There is a lot more to it than increasing the maximum numbers of opioid addicted patients on buprenorphine maintenance and trying to treat as many people as possible.  The data from this paper illustrates that.  There is also the issue of the preventing the pool of opioid users from increasing while trying to treat those who are currently dependent on these drugs.  That seems like the best long term option to me.

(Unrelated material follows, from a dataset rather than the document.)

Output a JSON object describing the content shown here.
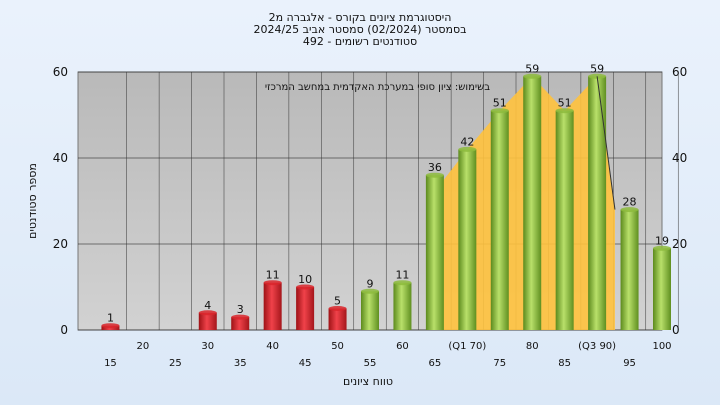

Addressing this complicated problem takes more than a licensed buprenorphine prescribing physician sitting behind a desk who is willing to prescribe it.  It takes better infrastructure including managers who are enlightened enough to get that physician the kind of resources they need to do the work.  I never hear politicians or policymakers talking about that.


George Dawson, MD, DFAPA


Reference:

1: Stein BD, Sorbero M, Dick AW, Pacula RL, Burns RM, Gordon AJ. Physician Capacity to Treat Opioid Use Disorder With Buprenorphine-Assisted Treatment. JAMA. 2016 Sep 20;316(11):1211-1212. doi: 10.1001/jama.2016.10542. PubMed PMID: 27654608.